N a c h h a l t i g e s M o g e l n

Angezeigt von LUTZ IRGEL

Die Deutschen gelten weltweit als gründlich. Dieser Terminus reicht längst nicht mehr aus – ein anders lautender muß her: Nachhaltigkeit. Also wird auch nachhaltig gemogelt. Rückhaltlos. Nach allen Regeln der Kunst des Knauserns, des (arg-)listigen Rückhaltens von Kunden “gefühlter“ Inhalte:

Die Verbraucherzentrale Hamburg hat’s jüngst dokumentiert. Insbesondere bei Knabbereien knausert’s in der Knister-Tüte. Sie behergen bis zu 90 % … Luft! Nun könnte man sich damit trösten, diese sei für die menschliche Existenz eher wichtiger als gaumenverwöhnendes Süßes. In Verkaufspackungen ist indes nicht ihre typische, angestammte Heimstatt. Wenn jemand als überflüssig empfunden wird, läßt der Volksmund hören, er sei “Luft“ für ihn. Aktuell legt man verpackte, verkaufte Luft in den Volksmund. Darunter seitens eines “süßen“ vierbuchstabigen kometennamigen Weltkonzerns, hinsichtlich dessen meiner COLLO der Geschäftsführer eines Milliarden-Umsatz-Lebensmittelhändlers stolz herausstellte, er wüßte nicht wohin mit Geld und sei deshalb freigiebig dem Handel gegenüber. Kein Wunder angesichts luftiger Kalkulation. Aber auch Handelskonzerne heben mit Eigenmarken luftig ab …

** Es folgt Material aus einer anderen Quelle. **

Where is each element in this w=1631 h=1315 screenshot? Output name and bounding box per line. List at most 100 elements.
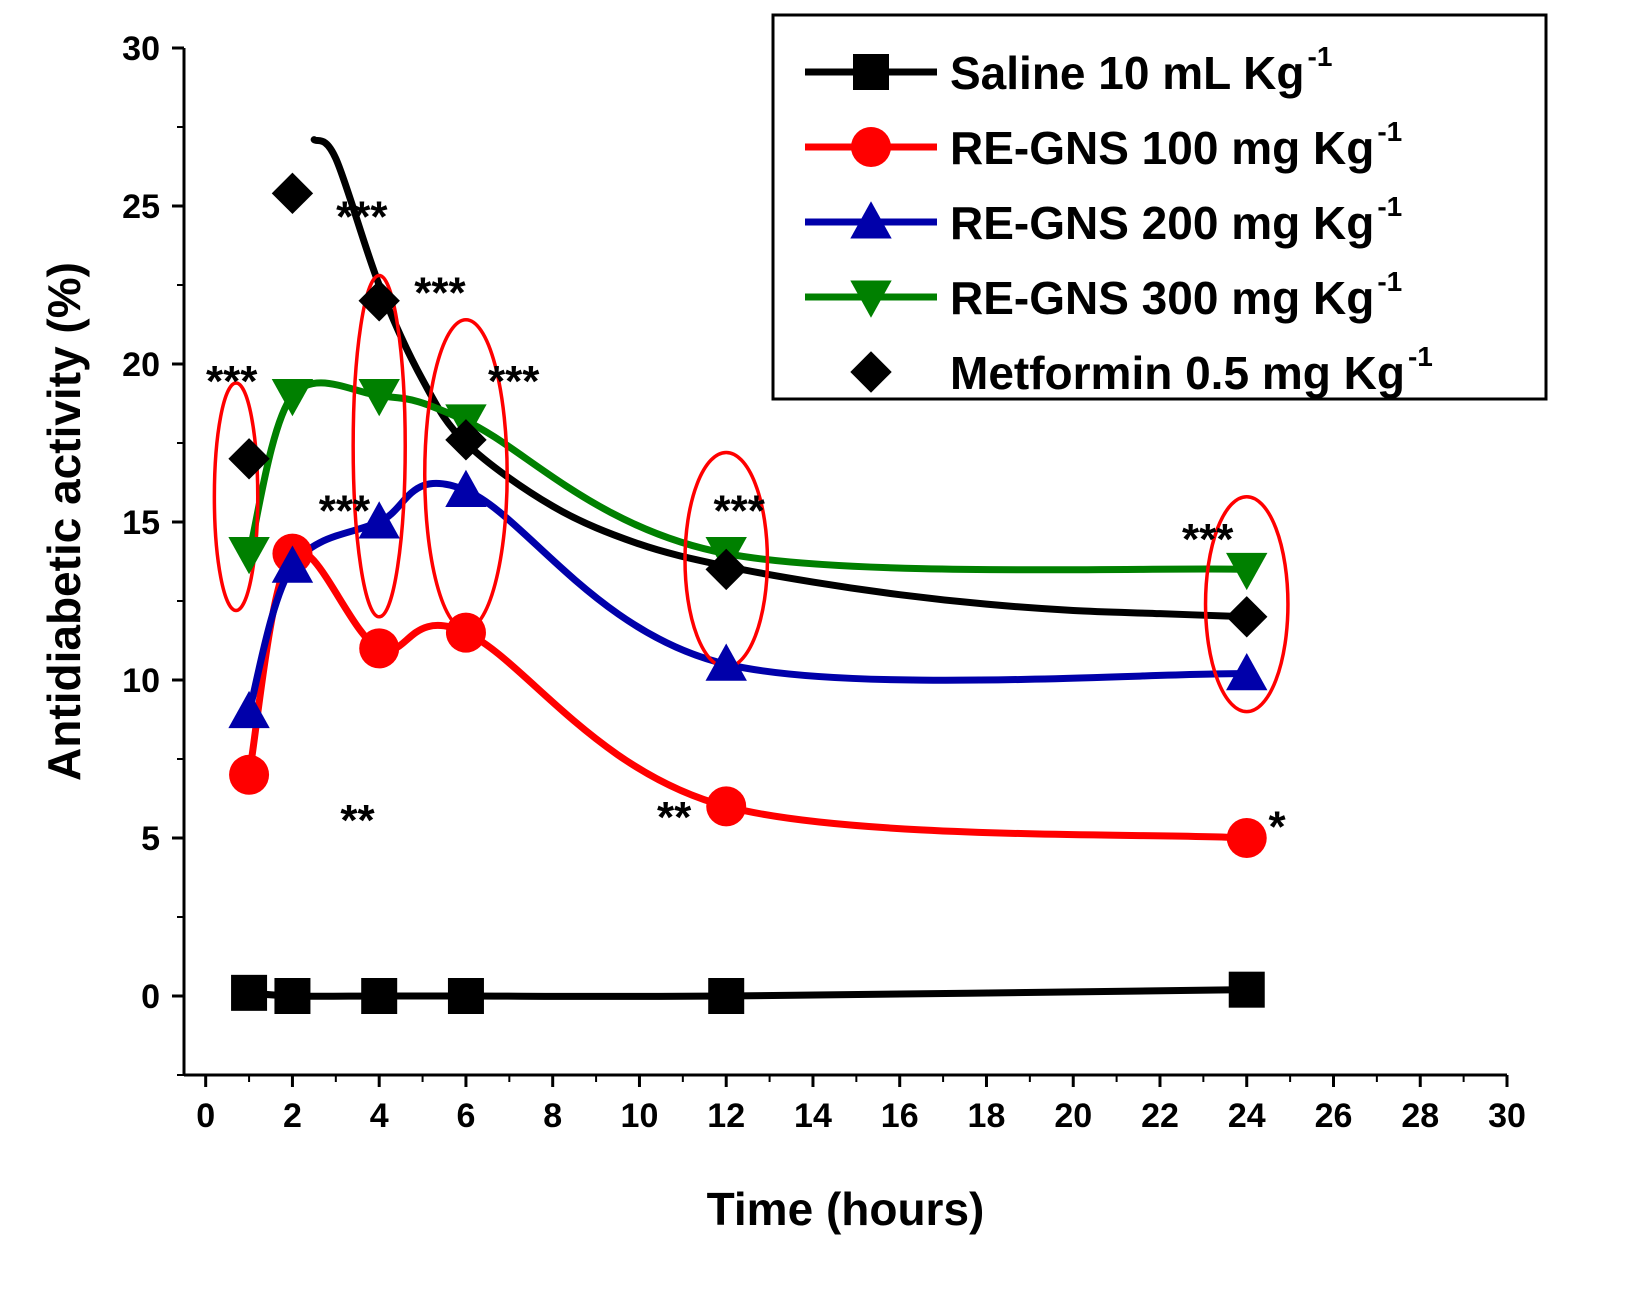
y-axis-title: Antidiabetic activity (%) [38,262,90,781]
legend-marker-3 [850,280,892,318]
x-tick-label: 0 [196,1097,215,1135]
x-tick-label: 14 [794,1097,832,1135]
significance-label-8: ** [657,793,692,842]
significance-label-9: * [1269,802,1287,851]
series-markers [228,172,1268,1014]
legend-label-3: RE-GNS 300 mg Kg [950,272,1374,324]
legend-label-2: RE-GNS 200 mg Kg [950,197,1374,249]
x-tick-label: 22 [1141,1097,1179,1135]
legend-box [771,13,1548,401]
legend-marker-1 [851,127,891,167]
significance-label-7: ** [340,796,375,845]
significance-label-2: *** [414,268,466,317]
y-tick-label: 20 [122,346,160,384]
legend-marker-4-shape [850,351,892,393]
legend-entry-1: RE-GNS 100 mg Kg -1 [805,116,1402,174]
legend-label-0: Saline 10 mL Kg [950,47,1305,99]
significance-label-1: *** [336,192,388,241]
legend-label-sup-3: -1 [1377,266,1402,297]
legend-entry-0: Saline 10 mL Kg -1 [805,41,1332,99]
x-tick-label: 6 [456,1097,475,1135]
x-tick-label: 12 [707,1097,745,1135]
x-tick-label: 2 [283,1097,302,1135]
x-axis-title: Time (hours) [707,1183,985,1235]
x-tick-label: 26 [1315,1097,1353,1135]
series-4-point-0-shape [228,438,270,480]
legend-entry-4: Metformin 0.5 mg Kg -1 [850,341,1433,399]
x-tick-label: 30 [1488,1097,1526,1135]
x-tick-label: 8 [543,1097,562,1135]
significance-annotations: *************** ******** ** * [206,192,1287,851]
series-3-point-2 [358,379,400,417]
series-1-point-4 [706,786,747,827]
legend-label-sup-2: -1 [1377,191,1402,222]
series-1-point-5 [1226,818,1267,858]
significance-label-0: *** [206,357,258,406]
x-tick-label: 20 [1054,1097,1092,1135]
legend-label-sup-4: -1 [1408,341,1433,372]
series-2-point-4 [705,643,747,681]
legend-marker-2 [850,201,892,239]
series-3-point-5 [1226,552,1268,591]
legend-label-sup-1: -1 [1377,116,1402,147]
series-4-point-1 [271,172,314,215]
series-0-point-3 [447,978,484,1014]
series-4-point-3-shape [445,419,487,461]
series-4-point-3 [445,419,487,461]
series-1-point-2 [359,628,400,669]
series-4-point-4 [705,548,747,591]
x-tick-label: 10 [621,1097,659,1135]
legend-label-4: Metformin 0.5 mg Kg [950,347,1405,399]
legend-marker-0 [853,54,889,90]
x-tick-label: 4 [370,1097,389,1135]
legend-label-1: RE-GNS 100 mg Kg [950,122,1374,174]
legend-label-sup-0: -1 [1308,41,1333,72]
x-tick-label: 28 [1401,1097,1439,1135]
legend-entry-2: RE-GNS 200 mg Kg -1 [805,191,1402,249]
series-line-0 [245,986,1251,1000]
highlight-ellipses [212,273,1290,714]
highlight-ellipse-4 [1203,494,1290,714]
y-tick-label: 5 [141,820,160,858]
series-2-point-5 [1226,652,1268,691]
y-tick-label: 30 [122,30,160,68]
series-4-point-5-shape [1226,596,1268,638]
series-1-point-0 [229,754,270,795]
significance-label-3: *** [488,357,540,406]
y-tick-label: 15 [122,504,160,542]
series-4-point-1-shape [271,172,314,215]
series-line-1 [245,547,1251,842]
significance-label-4: *** [319,486,371,535]
series-0-point-2 [361,978,398,1014]
series-3-point-1 [271,379,314,417]
series-2-point-0 [228,690,270,729]
x-tick-label: 24 [1228,1097,1266,1135]
series-4-point-4-shape [705,548,747,591]
series-0-point-0 [231,974,268,1011]
legend-marker-4 [850,351,892,393]
series-2-point-3 [445,469,487,507]
significance-label-6: *** [1182,515,1234,564]
legend-entry-3: RE-GNS 300 mg Kg -1 [805,266,1402,324]
series-2-point-2 [358,501,400,539]
y-tick-label: 10 [122,662,160,700]
series-4-point-0 [228,438,270,480]
significance-label-5: *** [714,486,766,535]
highlight-ellipse-1 [351,273,407,619]
series-3-point-0 [228,537,270,575]
series-1-point-3 [445,612,486,653]
x-tick-label: 16 [881,1097,919,1135]
series-line-3 [245,379,1251,574]
x-tick-label: 18 [968,1097,1006,1135]
series-4-point-5 [1226,596,1268,638]
y-tick-label: 25 [122,188,160,226]
series-0-point-4 [708,978,745,1014]
series-4-point-2 [358,280,400,322]
series-0-point-5 [1228,971,1265,1008]
series-4-point-2-shape [358,280,400,322]
highlight-ellipse-0 [212,381,260,613]
y-tick-label: 0 [141,978,160,1016]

So ist man sich gern nachhaltig einig – Industrie und Handel. Vorausgesetzt, es lohne sich, mithin, wenn Groß & Groß kooperieren, kumpanieren. 3 Hersteller von Papptellern müssen Bußgeld zahlen, gegen 6 Porzellan-Produzenten besteht Anfangsverdacht auf untereinander unzulässig abgestimmtes Verhalten, weiß das Kartellamt, das von Henkel “uneigennützig“ über eigeninvolvierte Absprachen mit Reinigungsmittel-Konkurrenten informiert wurde. Nützlich. Henkel bleibt bußgeldfrei. Die Wettbewerber stehen am Pay-Pranger. Persil – das weißeste, das es je gab, inklusive weißer Weste. Der weiteren Beispiele gibt’s mannigfach.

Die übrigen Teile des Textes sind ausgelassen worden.